Dulwich College and Winchester College, both elite private schools in England, refused an offer from Sir Bryan Thwaites of over $1 million in his will for one group of attendees: poor white boys.

The Independent reports the school refused the offer from Thwaites, 96, on the grounds it was discriminatory. Thwaites, who attended both schools on scholarships, specified that the money would exclusively benefit white boys from disadvantaged backgrounds because they perform worse at schools than other ethnic groups.

“Winchester said it would harm its reputation by accepting my bequest, but in my opinion it would gain enormously by being seen to address what is the severe national problem of the underperforming white cohort in schools," Sir Bryan told The Times. “If Cambridge University can accept a much larger donation in support of Black students, why cannot I do the same for underprivileged white British?”

Thwaites is seemingly alluding to The Stormzy Scholarship at Cambridge, a scholarship founded by grime rapper Stormzy meant to send two Black students to the elite university each year. After the musician announced the founding of his scholarship, Cambridge shared that a record number of Black students enrolled for their first year of undergrad. The high numbers were dubbed “the Stormzy Effect.” 

Master of Dulwich College, Dr Joe Spence, said he was appreciative of any donations from benefactors, but accepting donations made with any ethnic or religious criteria was counter to the goal of inclusivity in education. 

“Bursaries are an engine of social mobility and they should be available to all who pass our entrance examinations, irrespective of their background,” he said.

A spokeswoman for Winchester College made clear that discrimination was not in accordance with the school’s values. 

“The trustees are clear, having consulted widely, that acceptance of a bequest of this nature would neither be in the interests of the school as a charity, nor the specific interests of those it aims to support through its work,” the spokeswoman said. “Notwithstanding legal exceptions to the relevant legislation, the school does not see how discrimination on grounds of a boy’s colour could ever be compatible with its values.”

Elite British schools have been in the news for discrimination before — ironically against Black people. 

Data from 2017 found 13 Oxford University colleges failed to make a single offer to Black A-level applicants over a six-year period. Only three of its 32 colleges made an offer to a Black A-level applicant every year between 2010 to 2015, the figures showed.

Thwaites has now turned his philanthropy efforts to state schools, stating that there are academies that would be “only too glad to accept money” on his terms, and he is not the only one who considers poor white boys in educational trouble. 

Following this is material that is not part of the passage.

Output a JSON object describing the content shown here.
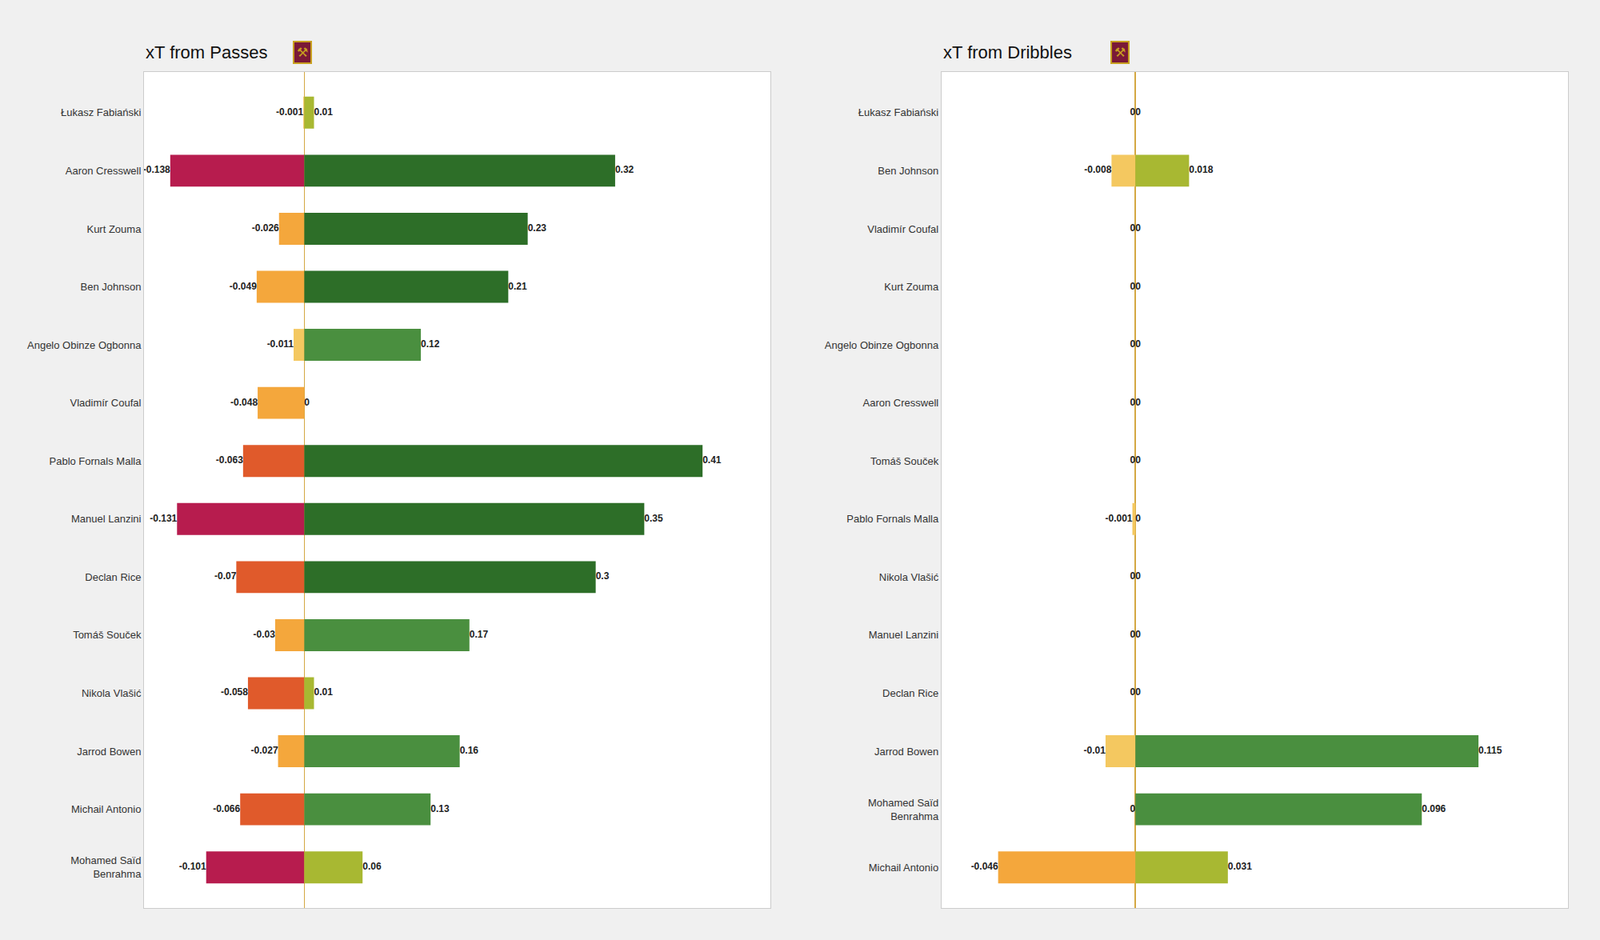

Trevor Phillips, the former chair of the Equality and Human Rights Commission, wrote about the plight of poor white British boys in the online magazine Standpoint

“Inverted snobbery and the narrative of ‘privilege’ have made poor white British boys today’s educational left-behinds,” he said. "I've been asked to advise on whether it is acceptable to offer bursaries or scholarships to one minority group or another. Invariably, I have said yes; but donors remain nervous, and beneficiary institutions are routinely discouraged by their lawyers."